Nutanix Confirms Furloughs Of Nearly 1,500 Employees
‘Nutanix services will remain fully available, and the furloughs have been structured so that our customers should experience little or no changes from the normal course during this period,’ says Nutanix in a statement to CRN.
Nutanix is furloughing a total of 1,465 employees in California, representing nearly 25 percent of the company’s worldwide headcount, due to “uncertain business conditions” stemming from the coronavirus pandemic.
Nutanix confirmed to CRN that it is implementing two separate, one-week unpaid furloughs effecting at least 1,465 employees that will occur on a rolling basis effective May 4 through July 26, followed by another round from Aug. 3 through Oct. 31.
In a statement to CRN, Nutanix said it is taking “deliberate and proactive expense-reduction measures that we believe to be prudent” as the company manages through the uncertain business conditions brought on by the COVID-19 pandemic.
“These measures include two, week-long furloughs for many of our employees over the course of the next six months. Nutanix services will remain fully available, and the furloughs have been structured so that our customers should experience little or no changes from the normal course during this period,” said Nutanix to CRN. “We are taking this precautionary measure to help ensure our business remains healthy in the long term. Our philosophy as we navigate the COVID-19 pandemic is to do the ‘most good’ with the least amount of harm for all of our employees."
[Related: Nutanix Channel Chief On Driving VDI To Combat Coronavirus]
Last week, the San Jose, Calif.-based company reported to the California Employment Development Department that it was furloughing a total of 1,465 employees in California alone. A total of 1,434 furloughs will come from the company’s headquarters in San Jose, while 31 employees will be furloughed in San Francisco, San Mateo and Redding. Nutanix gave employees notice about the unpaid furloughs on April 21.
Nutanix said the furloughs will not be permanent. Nutanix did not comment on whether there are additional employees being furloughed who work outside of California.
The company reported a worldwide headcount of 6,100 during its second fiscal quarter, which ended Jan. 31, 2020, along with approximately 16,000 customers.
“Due to the COVID-19 emergency and related government order and/or instructions and/or business circumstances, Nutanix is implementing two separate, one-week unpaid furloughs,” Nutanix said in a recent letter to the California Employment Development Department (EDD). “This action is expected to be temporary, conditioned upon the status of the COVID-19 emergency, any applicable government orders and instructions, and business circumstances at that time.”
In an interview with CRN last month, Nutanix’s channel chief Christian Alvarez said the majority of Nutanix’s global workforce is working from home.
“We are here. We are operating. We’re supporting our customers. We’re fielding support calls. We’re helping our partners with deployments.
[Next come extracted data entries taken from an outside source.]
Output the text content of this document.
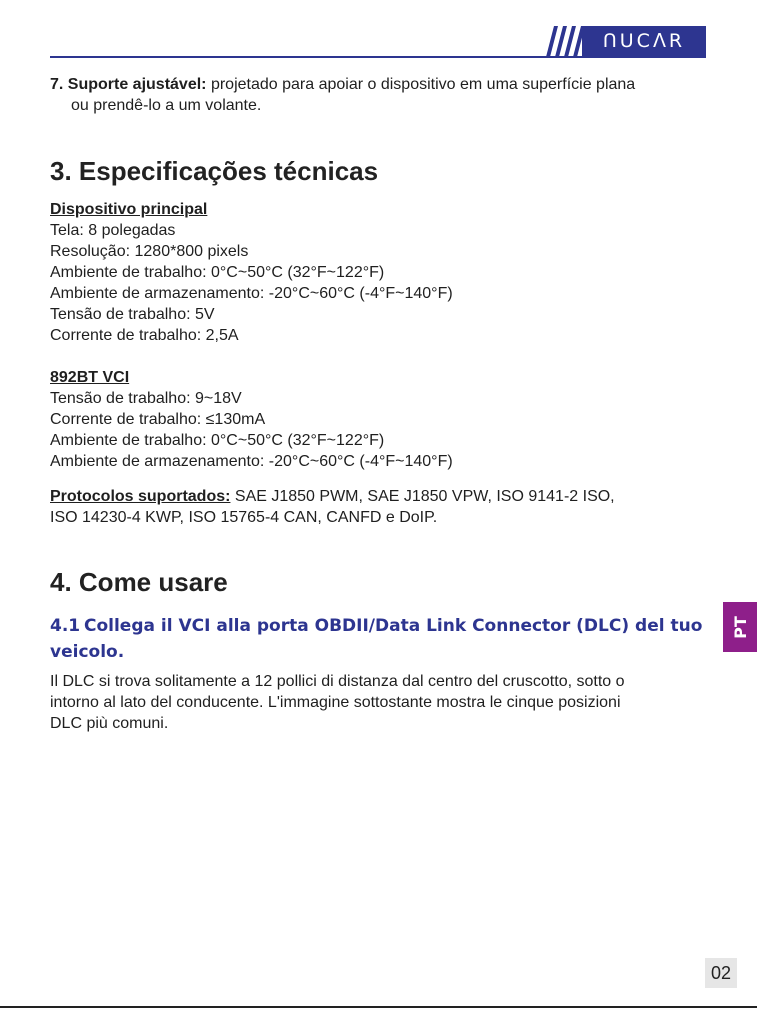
ՈUCᐱR

7. Suporte ajustável: projetado para apoiar o dispositivo em uma superfície plana

ou prendê-lo a um volante.

3. Especificações técnicas

Dispositivo principal

Tela: 8 polegadas

Resolução: 1280*800 pixels

Ambiente de trabalho: 0°C~50°C (32°F~122°F)

Ambiente de armazenamento: -20°C~60°C (-4°F~140°F)

Tensão de trabalho: 5V

Corrente de trabalho: 2,5A

892BT VCI

Tensão de trabalho: 9~18V

Corrente de trabalho: ≤130mA

Ambiente de trabalho: 0°C~50°C (32°F~122°F)

Ambiente de armazenamento: -20°C~60°C (-4°F~140°F)

Protocolos suportados: SAE J1850 PWM, SAE J1850 VPW, ISO 9141-2 ISO,

ISO 14230-4 KWP, ISO 15765-4 CAN, CANFD e DoIP.

4. Come usare

4.1 Collega il VCI alla porta OBDII/Data Link Connector (DLC) del tuo

veicolo.

Il DLC si trova solitamente a 12 pollici di distanza dal centro del cruscotto, sotto o

intorno al lato del conducente. L'immagine sottostante mostra le cinque posizioni

DLC più comuni.

PT
02
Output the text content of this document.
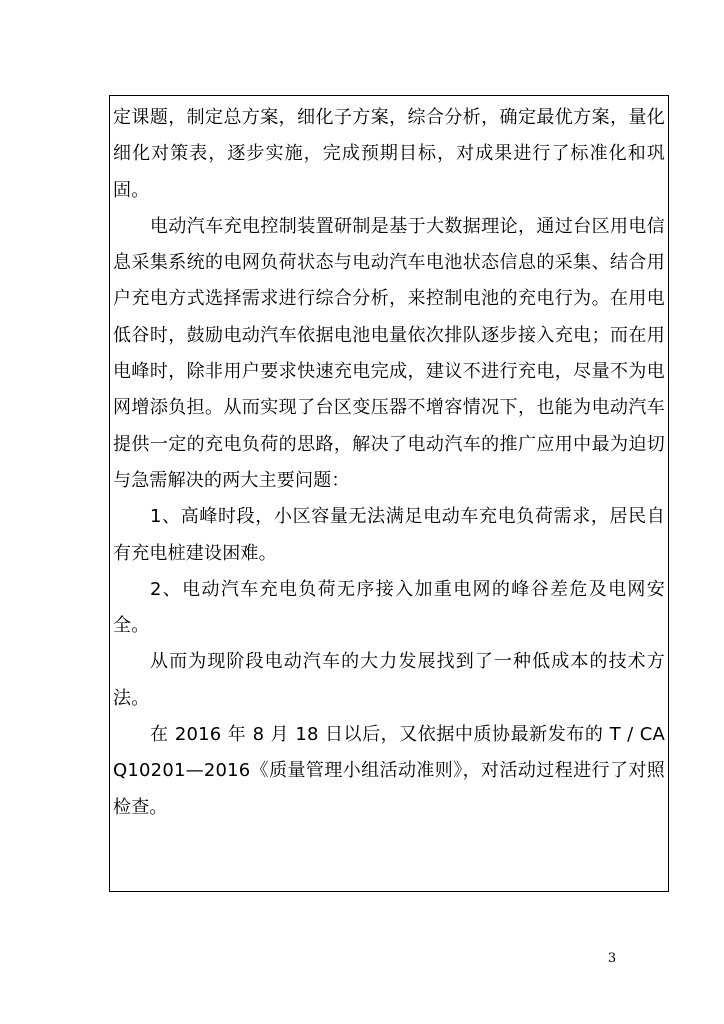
定课题，制定总方案，细化子方案，综合分析，确定最优方案，量化细化对策表，逐步实施，完成预期目标，对成果进行了标准化和巩固。

电动汽车充电控制装置研制是基于大数据理论，通过台区用电信息采集系统的电网负荷状态与电动汽车电池状态信息的采集、结合用户充电方式选择需求进行综合分析，来控制电池的充电行为。在用电低谷时，鼓励电动汽车依据电池电量依次排队逐步接入充电；而在用电峰时，除非用户要求快速充电完成，建议不进行充电，尽量不为电网增添负担。从而实现了台区变压器不增容情况下，也能为电动汽车提供一定的充电负荷的思路，解决了电动汽车的推广应用中最为迫切与急需解决的两大主要问题：

1、高峰时段，小区容量无法满足电动车充电负荷需求，居民自有充电桩建设困难。

2、电动汽车充电负荷无序接入加重电网的峰谷差危及电网安全。

从而为现阶段电动汽车的大力发展找到了一种低成本的技术方法。

在 2016 年 8 月 18 日以后，又依据中质协最新发布的 T / CAQ10201—2016《质量管理小组活动准则》，对活动过程进行了对照检查。

3
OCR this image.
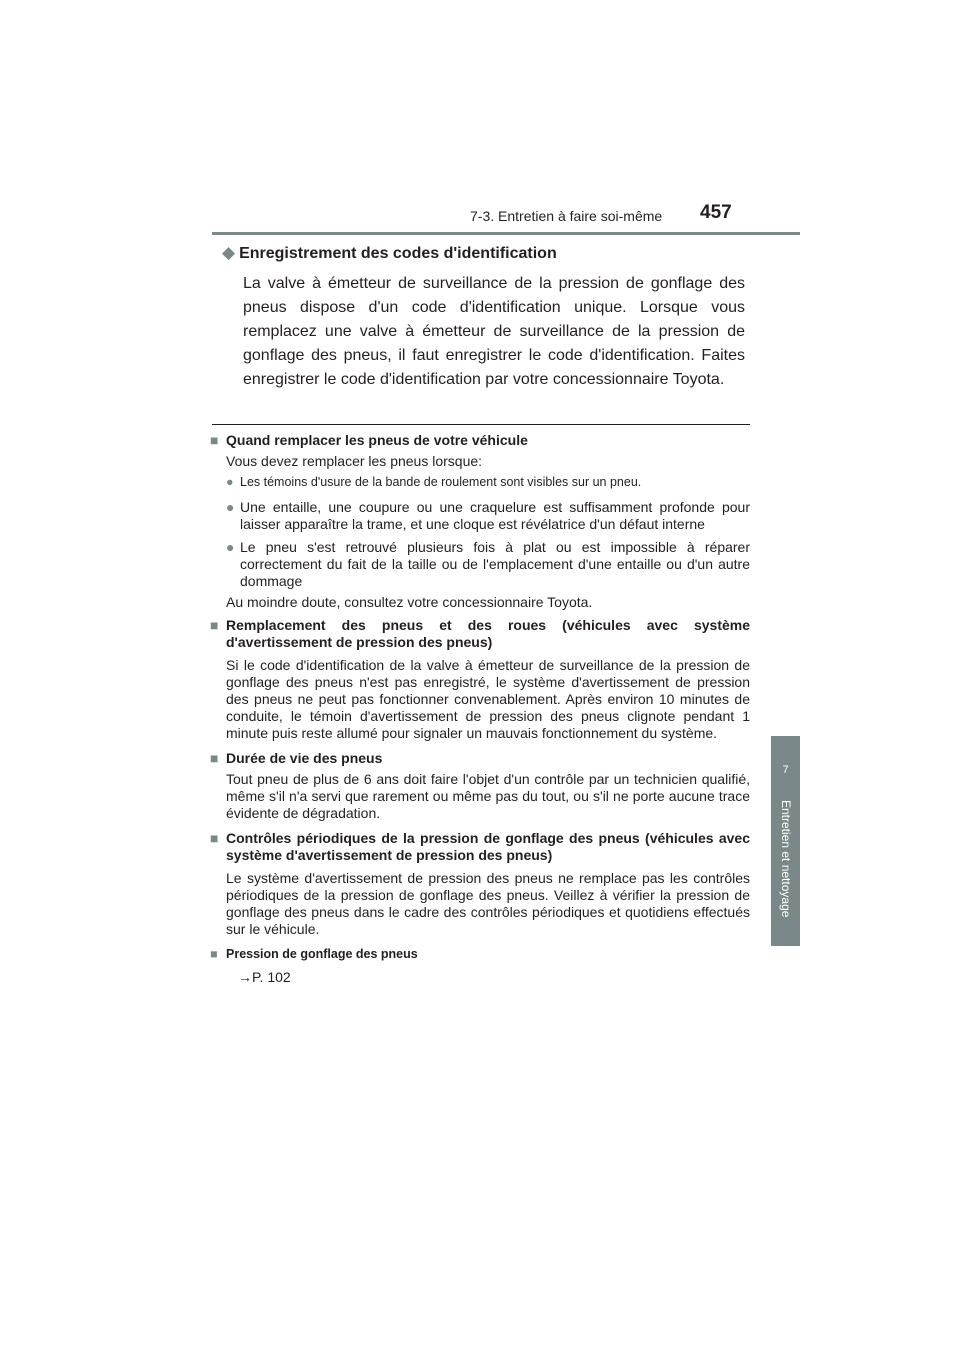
7-3. Entretien à faire soi-même	457
7
Entretien et nettoyage
◆ Enregistrement des codes d'identification
La valve à émetteur de surveillance de la pression de gonflage des pneus dispose d'un code d'identification unique. Lorsque vous remplacez une valve à émetteur de surveillance de la pression de gonflage des pneus, il faut enregistrer le code d'identification. Faites enregistrer le code d'identification par votre concessionnaire Toyota.

■ Quand remplacer les pneus de votre véhicule

Vous devez remplacer les pneus lorsque:

● Les témoins d'usure de la bande de roulement sont visibles sur un pneu.

● Une entaille, une coupure ou une craquelure est suffisamment profonde pour laisser apparaître la trame, et une cloque est révélatrice d'un défaut interne

● Le pneu s'est retrouvé plusieurs fois à plat ou est impossible à réparer correctement du fait de la taille ou de l'emplacement d'une entaille ou d'un autre dommage

Au moindre doute, consultez votre concessionnaire Toyota.

■ Remplacement des pneus et des roues (véhicules avec système d'avertissement de pression des pneus)

Si le code d'identification de la valve à émetteur de surveillance de la pression de gonflage des pneus n'est pas enregistré, le système d'avertissement de pression des pneus ne peut pas fonctionner convenablement. Après environ 10 minutes de conduite, le témoin d'avertissement de pression des pneus clignote pendant 1 minute puis reste allumé pour signaler un mauvais fonctionnement du système.

■ Durée de vie des pneus

Tout pneu de plus de 6 ans doit faire l'objet d'un contrôle par un technicien qualifié, même s'il n'a servi que rarement ou même pas du tout, ou s'il ne porte aucune trace évidente de dégradation.

■ Contrôles périodiques de la pression de gonflage des pneus (véhicules avec système d'avertissement de pression des pneus)

Le système d'avertissement de pression des pneus ne remplace pas les contrôles périodiques de la pression de gonflage des pneus. Veillez à vérifier la pression de gonflage des pneus dans le cadre des contrôles périodiques et quotidiens effectués sur le véhicule.

■ Pression de gonflage des pneus

→P. 102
We are fulfilling deployments,” Alvarez said. “For us, aside from this horrific situation we’re all in as humans, we are full steam ahead.”
Bob Venero, CEO of Future Tech Enterprise, No. 101 on the CRN SP500, said he expects many manufacturers similar to the size of $1.3 billion Nutanix to have trouble weathering the financial impact of the pandemic.
“Some of these smaller companies like Nutanix are going to be in a very precarious situation because they don’t have the financial coffers of companies like Dell Technologies and HP Inc.,” he said. “It is going to be much harder for those smaller companies to be able to sustain current business and at the same time spend money on R&D. What we are seeing is a lot of smaller companies doing fire sales to keep sales revenue coming in.”
Venero said he expects to see more smaller companies take drastic actions like layoffs and furloughs. “I don’t think we have hit the pinnacle of the financial impact from this pandemic,” he said. “There is a financial cliff coming that a lot of companies are going to fall off of.”
In an interview last week with CNBC, Nutanix Founder and CEO Dheeraj Pandey said many of Nutanix’s sellers faced the challenge of needing to adapt to the “new reality of not having any physical meetings” with customers due to the coronavirus pandemic.
“It’s been a really good thing for us in the last one month alone to really do things digitally and virtually, but over the course of this coming six months, we’ll probably have to adapt even more so,” said Pandey.
The San Jose, Calif.-based company has launched a slew of new offerings this month to help customers and channel partners get through the economic uncertainty from COVID-19. The hybrid cloud specialist and hyperconverged infrastructure pioneer launched its new Nutanix Special Financial Assistance Program to provide channel partners with extended payment terms. The company also launched FastTrack for VDI, a new offer that enables channel partners to create a VDI environment for customers in days.
For its recent second fiscal quarter earnings, Nutanix posted total revenue of $347 million, up four percent year over year, with software and support sales reaching $338 million, up 14 percent year over year.
Nutanix stock is down 4 percent on Monday to $17.54 per share.